Au Parlement de trancher

Contribuer financièrement à un parti politique ne disqualifie pas un avocat du privilège d'être nommé juge, estime le commissaire Michel Bastarache.

GESCA et les "affaires"



«Follow the money», disait Deepthroat, la source du Washington Post dans l'affaire du scandale du Watergate.
François Leduc - Bien malgré lui, le commissaire Bastarache a ouvert la voie à une profonde réflexion sur le processus de nomination des juges que peu de juristes se risquent à aborder malgré l'opportunité exceptionnelle actuellement offerte. L'affaire est très délicate, répète les personnes intéressées.
Le président de la commission a soutenu d'entrée de jeu, lors d'entrevues aux médias, que toute nomination judiciaire relève du politique au sens non partisan du terme et que contribuer financièrement à un parti politique ne disqualifiait pas un avocat du privilège d'être nommé juge.
Force est toutefois de constater qu'aujourd'hui, faire de la politique se limite souvent à collecter des fonds ou à émettre un chèque au parti pour éventuellement mieux se qualifier pour de généreux contrats gouvernementaux.
Cela a maintenant peu à voir avec l'engagement pour la chose publique ou la participation à la vie démocratique. Les convictions et les principes philosophiques sont maintenant largement marginalisés.
Cependant, si les énoncés de principes du commissaire Bastarache ont toujours un sens, il faut logiquement que le processus de nomination des juges soit tout aussi transparent que le sont la contribution financière à un parti politique et l'engagement politique. Autrement dit, la nomination des juges doit aussi avoir un certain caractère démocratique puisque ultimement, la nomination est nécessairement politique.
On ne peut à la fois consacrer la valeur de l'engagement politique et en même temps occulter le processus de nomination des juges en dissimulant celui-ci du regard des parlementaires.
En effet, pourquoi faudrait-il gommer le processus de sélection et de nomination des juges et le censurer du débat public alors que ceux qui y aspirent, adhéraient et soutenaient ouvertement les principes démocratiques avant leur nomination par leur participation à la vie politique soit par leur contribution financière ou leur réflexion intellectuelle. La transparence, la franchise et la clarté méritent d'être étroitement associées au processus de nomination des juges pour que l'indépendance de l'institution soit absolue et que la confiance du public envers celle-ci soit réhabilitée, aussi exigeant cela soit-il.

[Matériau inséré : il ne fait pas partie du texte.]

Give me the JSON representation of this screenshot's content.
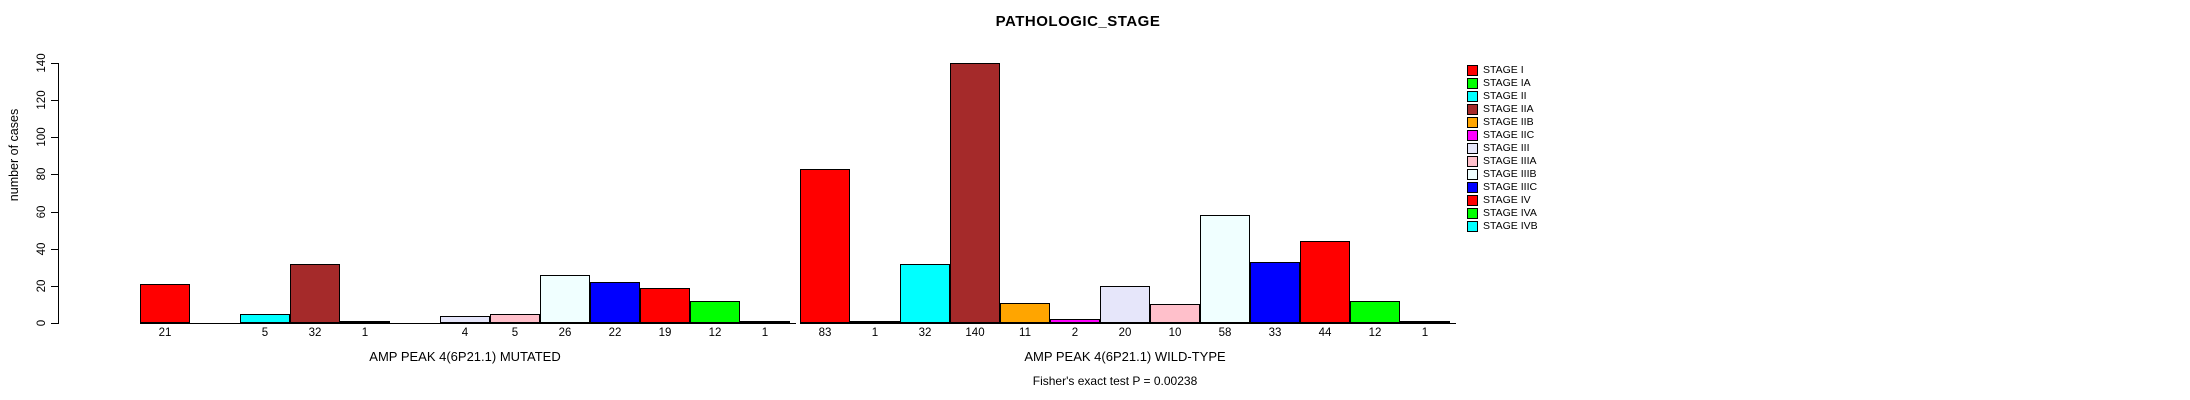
{
  "chart_data": {
    "type": "bar",
    "title": "PATHOLOGIC_STAGE",
    "ylabel": "number of cases",
    "ylim": [
      0,
      140
    ],
    "yticks": [
      0,
      20,
      40,
      60,
      80,
      100,
      120,
      140
    ],
    "grid": false,
    "legend_position": "right-outside",
    "bar_value_labels_visible": true,
    "zero_value_bars": "not drawn and not labeled",
    "categories": [
      "STAGE I",
      "STAGE IA",
      "STAGE II",
      "STAGE IIA",
      "STAGE IIB",
      "STAGE IIC",
      "STAGE III",
      "STAGE IIIA",
      "STAGE IIIB",
      "STAGE IIIC",
      "STAGE IV",
      "STAGE IVA",
      "STAGE IVB"
    ],
    "stages": [
      {
        "label": "STAGE I",
        "color": "#FF0000"
      },
      {
        "label": "STAGE IA",
        "color": "#00FF00"
      },
      {
        "label": "STAGE II",
        "color": "#00FFFF"
      },
      {
        "label": "STAGE IIA",
        "color": "#A52A2A"
      },
      {
        "label": "STAGE IIB",
        "color": "#FFA500"
      },
      {
        "label": "STAGE IIC",
        "color": "#FF00FF"
      },
      {
        "label": "STAGE III",
        "color": "#E6E6FA"
      },
      {
        "label": "STAGE IIIA",
        "color": "#FFC0CB"
      },
      {
        "label": "STAGE IIIB",
        "color": "#F0FFFF"
      },
      {
        "label": "STAGE IIIC",
        "color": "#0000FF"
      },
      {
        "label": "STAGE IV",
        "color": "#FF0000"
      },
      {
        "label": "STAGE IVA",
        "color": "#00FF00"
      },
      {
        "label": "STAGE IVB",
        "color": "#00FFFF"
      }
    ],
    "groups": [
      {
        "label": "AMP PEAK 4(6P21.1) MUTATED",
        "values": [
          21,
          0,
          5,
          32,
          1,
          0,
          4,
          5,
          26,
          22,
          19,
          12,
          1
        ]
      },
      {
        "label": "AMP PEAK 4(6P21.1) WILD-TYPE",
        "values": [
          83,
          1,
          32,
          140,
          11,
          2,
          20,
          10,
          58,
          33,
          44,
          12,
          1
        ]
      }
    ],
    "footer": "Fisher's exact test P = 0.00238",
    "axis_color": "#000000",
    "bar_border_color": "#000000"
  }
}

Pour ce faire, il faut s'inspirer du processus de nomination entourant la désignation de représentants d'institutions inébranlables telles que le Vérificateur général, le Directeur général des élections, le président de la Commission des droits de la personne, le président de l'Assemblée nationale et le Protecteur du citoyen.

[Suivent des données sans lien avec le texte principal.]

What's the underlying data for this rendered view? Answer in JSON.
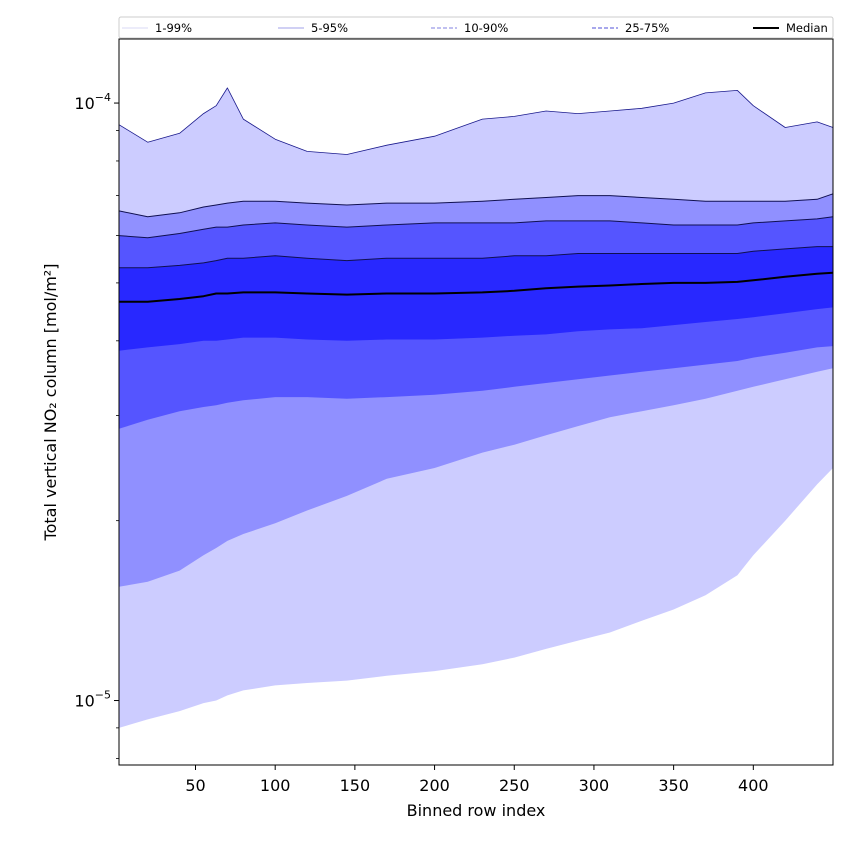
{
  "chart_data": {
    "type": "area",
    "title": "",
    "xlabel": "Binned row index",
    "ylabel": "Total vertical NO₂ column [mol/m²]",
    "yscale": "log",
    "xlim": [
      2,
      450
    ],
    "ylim": [
      7.8e-06,
      0.000128
    ],
    "xticks": [
      50,
      100,
      150,
      200,
      250,
      300,
      350,
      400
    ],
    "yticks": [
      {
        "value": 1e-05,
        "base": "10",
        "exp": "−5"
      },
      {
        "value": 0.0001,
        "base": "10",
        "exp": "−4"
      }
    ],
    "x": [
      2,
      20,
      40,
      55,
      63,
      70,
      80,
      100,
      120,
      145,
      170,
      200,
      230,
      250,
      270,
      290,
      310,
      330,
      350,
      370,
      390,
      400,
      420,
      440,
      450
    ],
    "series": [
      {
        "name": "p99",
        "values": [
          9.2e-05,
          8.6e-05,
          8.9e-05,
          9.6e-05,
          9.9e-05,
          0.000106,
          9.4e-05,
          8.7e-05,
          8.3e-05,
          8.2e-05,
          8.5e-05,
          8.8e-05,
          9.4e-05,
          9.5e-05,
          9.7e-05,
          9.6e-05,
          9.7e-05,
          9.8e-05,
          0.0001,
          0.000104,
          0.000105,
          9.9e-05,
          9.1e-05,
          9.3e-05,
          9.1e-05
        ]
      },
      {
        "name": "p95",
        "values": [
          6.6e-05,
          6.45e-05,
          6.55e-05,
          6.7e-05,
          6.75e-05,
          6.8e-05,
          6.85e-05,
          6.85e-05,
          6.8e-05,
          6.75e-05,
          6.8e-05,
          6.8e-05,
          6.85e-05,
          6.9e-05,
          6.95e-05,
          7e-05,
          7e-05,
          6.95e-05,
          6.9e-05,
          6.85e-05,
          6.85e-05,
          6.85e-05,
          6.85e-05,
          6.9e-05,
          7.05e-05
        ]
      },
      {
        "name": "p90",
        "values": [
          6e-05,
          5.95e-05,
          6.05e-05,
          6.15e-05,
          6.2e-05,
          6.2e-05,
          6.25e-05,
          6.3e-05,
          6.25e-05,
          6.2e-05,
          6.25e-05,
          6.3e-05,
          6.3e-05,
          6.3e-05,
          6.35e-05,
          6.35e-05,
          6.35e-05,
          6.3e-05,
          6.25e-05,
          6.25e-05,
          6.25e-05,
          6.3e-05,
          6.35e-05,
          6.4e-05,
          6.45e-05
        ]
      },
      {
        "name": "p75",
        "values": [
          5.3e-05,
          5.3e-05,
          5.35e-05,
          5.4e-05,
          5.45e-05,
          5.5e-05,
          5.5e-05,
          5.55e-05,
          5.5e-05,
          5.45e-05,
          5.5e-05,
          5.5e-05,
          5.5e-05,
          5.55e-05,
          5.55e-05,
          5.6e-05,
          5.6e-05,
          5.6e-05,
          5.6e-05,
          5.6e-05,
          5.6e-05,
          5.65e-05,
          5.7e-05,
          5.75e-05,
          5.75e-05
        ]
      },
      {
        "name": "Median",
        "values": [
          4.65e-05,
          4.65e-05,
          4.7e-05,
          4.75e-05,
          4.8e-05,
          4.8e-05,
          4.82e-05,
          4.82e-05,
          4.8e-05,
          4.78e-05,
          4.8e-05,
          4.8e-05,
          4.82e-05,
          4.85e-05,
          4.9e-05,
          4.93e-05,
          4.95e-05,
          4.98e-05,
          5e-05,
          5e-05,
          5.02e-05,
          5.05e-05,
          5.12e-05,
          5.18e-05,
          5.2e-05
        ]
      },
      {
        "name": "p25",
        "values": [
          3.85e-05,
          3.9e-05,
          3.95e-05,
          4e-05,
          4e-05,
          4.02e-05,
          4.05e-05,
          4.05e-05,
          4.02e-05,
          4e-05,
          4.02e-05,
          4.02e-05,
          4.05e-05,
          4.08e-05,
          4.1e-05,
          4.15e-05,
          4.18e-05,
          4.2e-05,
          4.25e-05,
          4.3e-05,
          4.35e-05,
          4.38e-05,
          4.45e-05,
          4.52e-05,
          4.55e-05
        ]
      },
      {
        "name": "p10",
        "values": [
          2.85e-05,
          2.95e-05,
          3.05e-05,
          3.1e-05,
          3.12e-05,
          3.15e-05,
          3.18e-05,
          3.22e-05,
          3.22e-05,
          3.2e-05,
          3.22e-05,
          3.25e-05,
          3.3e-05,
          3.35e-05,
          3.4e-05,
          3.45e-05,
          3.5e-05,
          3.55e-05,
          3.6e-05,
          3.65e-05,
          3.7e-05,
          3.75e-05,
          3.82e-05,
          3.9e-05,
          3.92e-05
        ]
      },
      {
        "name": "p5",
        "values": [
          1.55e-05,
          1.58e-05,
          1.65e-05,
          1.75e-05,
          1.8e-05,
          1.85e-05,
          1.9e-05,
          1.98e-05,
          2.08e-05,
          2.2e-05,
          2.35e-05,
          2.45e-05,
          2.6e-05,
          2.68e-05,
          2.78e-05,
          2.88e-05,
          2.98e-05,
          3.05e-05,
          3.12e-05,
          3.2e-05,
          3.3e-05,
          3.35e-05,
          3.45e-05,
          3.55e-05,
          3.6e-05
        ]
      },
      {
        "name": "p1",
        "values": [
          9e-06,
          9.3e-06,
          9.6e-06,
          9.9e-06,
          1e-05,
          1.02e-05,
          1.04e-05,
          1.06e-05,
          1.07e-05,
          1.08e-05,
          1.1e-05,
          1.12e-05,
          1.15e-05,
          1.18e-05,
          1.22e-05,
          1.26e-05,
          1.3e-05,
          1.36e-05,
          1.42e-05,
          1.5e-05,
          1.62e-05,
          1.75e-05,
          2e-05,
          2.3e-05,
          2.45e-05
        ]
      }
    ],
    "bands": [
      {
        "name": "1-99%",
        "lower": "p1",
        "upper": "p99",
        "color": "#ccccff"
      },
      {
        "name": "5-95%",
        "lower": "p5",
        "upper": "p95",
        "color": "#9090ff"
      },
      {
        "name": "10-90%",
        "lower": "p10",
        "upper": "p90",
        "color": "#5555ff"
      },
      {
        "name": "25-75%",
        "lower": "p25",
        "upper": "p75",
        "color": "#2828ff"
      }
    ],
    "legend": {
      "placement": "top",
      "entries": [
        {
          "label": "1-99%",
          "color": "#d8d8f5",
          "style": "solid"
        },
        {
          "label": "5-95%",
          "color": "#a0a0e8",
          "style": "solid"
        },
        {
          "label": "10-90%",
          "color": "#8080e0",
          "style": "dashed"
        },
        {
          "label": "25-75%",
          "color": "#5050d8",
          "style": "dashed"
        },
        {
          "label": "Median",
          "color": "#000000",
          "style": "solid"
        }
      ]
    }
  }
}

Ces institutions, qui symbolisent au plus haut point le respect de nos valeurs fondamentales tant au plan démocratique qu'au plan politique, exigent que la nomination de leurs présidents respectifs fassent l'objet d'une approbation quasi unanime des membres de l'Assemblée nationale.
Si le pouvoir judiciaire doit être indépendant du pouvoir exécutif et législatif, ne devrait-on pas s'astreindre à conférer à la fonction judiciaire toute sa crédibilité et son autorité en améliorant le processus de nomination au point d'exiger que les nominations judiciaires fassent l'objet d'un large consensus parlementaire au même titre que d'autres institutions démocratiques, sans pour autant paralyser le système judiciaire?

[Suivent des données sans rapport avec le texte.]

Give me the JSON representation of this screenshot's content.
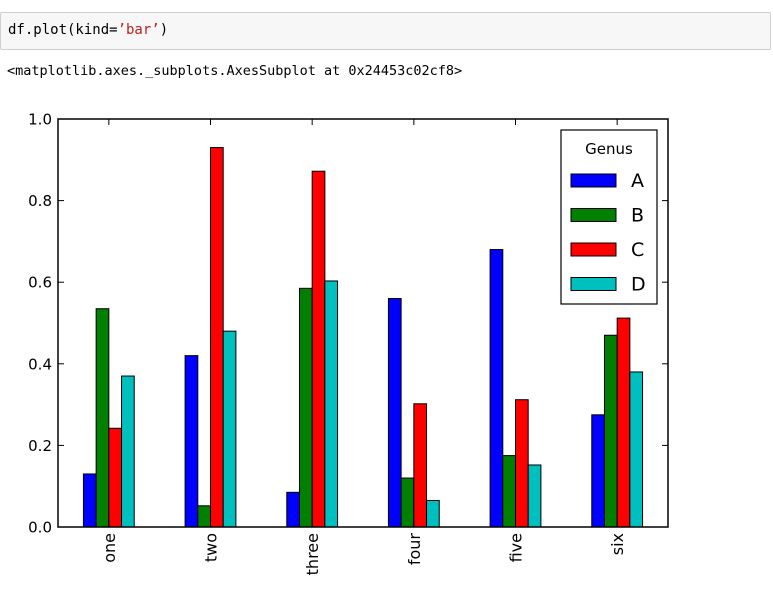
{
  "notebook": {
    "input_code_prefix": "df.plot(kind=",
    "input_code_string": "’bar’",
    "input_code_suffix": ")",
    "output_repr": "<matplotlib.axes._subplots.AxesSubplot at 0x24453c02cf8>"
  },
  "chart_data": {
    "type": "bar",
    "categories": [
      "one",
      "two",
      "three",
      "four",
      "five",
      "six"
    ],
    "series": [
      {
        "name": "A",
        "color": "#0000ff",
        "values": [
          0.13,
          0.42,
          0.085,
          0.56,
          0.68,
          0.275
        ]
      },
      {
        "name": "B",
        "color": "#007f00",
        "values": [
          0.535,
          0.052,
          0.585,
          0.12,
          0.175,
          0.47
        ]
      },
      {
        "name": "C",
        "color": "#ff0000",
        "values": [
          0.242,
          0.93,
          0.872,
          0.302,
          0.312,
          0.512
        ]
      },
      {
        "name": "D",
        "color": "#00bfbf",
        "values": [
          0.37,
          0.48,
          0.603,
          0.065,
          0.152,
          0.38
        ]
      }
    ],
    "ylim": [
      0.0,
      1.0
    ],
    "yticks": [
      "0.0",
      "0.2",
      "0.4",
      "0.6",
      "0.8",
      "1.0"
    ],
    "legend_title": "Genus",
    "legend_position": "upper-right",
    "grid": false
  }
}
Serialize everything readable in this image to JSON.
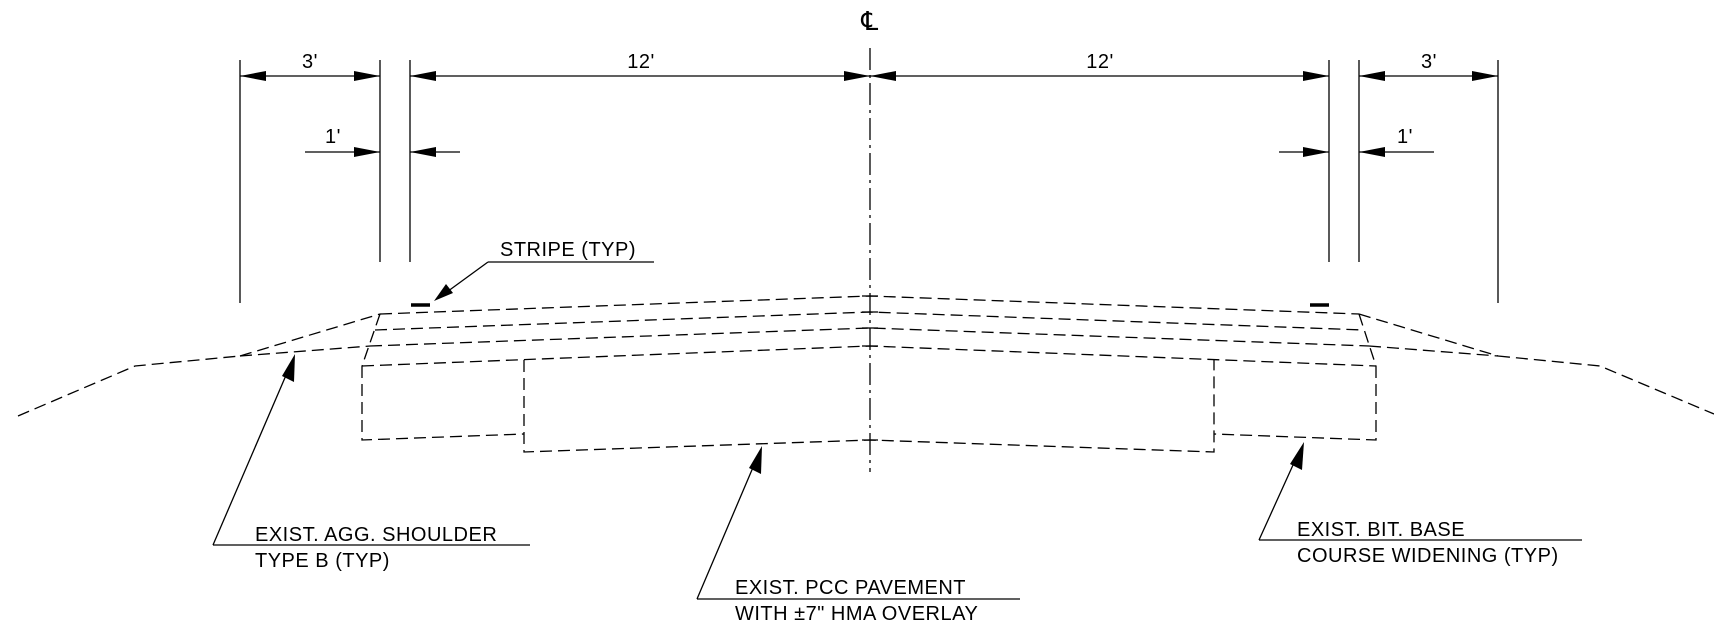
{
  "centerline": {
    "symbol": "℄"
  },
  "dimensions": {
    "left_shoulder": "3'",
    "left_lane": "12'",
    "right_lane": "12'",
    "right_shoulder": "3'",
    "left_offset": "1'",
    "right_offset": "1'"
  },
  "callouts": {
    "stripe": "STRIPE (TYP)",
    "shoulder_line1": "EXIST. AGG. SHOULDER",
    "shoulder_line2": "TYPE B (TYP)",
    "pavement_line1": "EXIST. PCC PAVEMENT",
    "pavement_line2": "WITH ±7\" HMA OVERLAY",
    "base_line1": "EXIST. BIT. BASE",
    "base_line2": "COURSE WIDENING (TYP)"
  }
}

Ne vaudrait-il pas la peine de viser l'excellence dans le choix des nominations judiciaires en s'assurant que les deux tiers de l'Assemblée nationale pour les tribunaux de nomination provinciale, ou de la Chambre des communes dans le cas des juges de nomination fédérale, approuvent la désignation des juges, reconnaissant ainsi que par cette quasi-unanimité, le pouvoir politique dans son ensemble témoigne de la compétence, de la probité et de la valeur des candidats retenus pour la magistrature?
L'indépendance et la crédibilité des tribunaux pourraient valoir ce prix à payer à la lumière des événements récents que les allégations en cause soient fondées ou non. Une plus grande transparence du processus et une plus grande adhésion de la société à l'institution judiciaire méritent que la réflexion s'oriente dans cette direction.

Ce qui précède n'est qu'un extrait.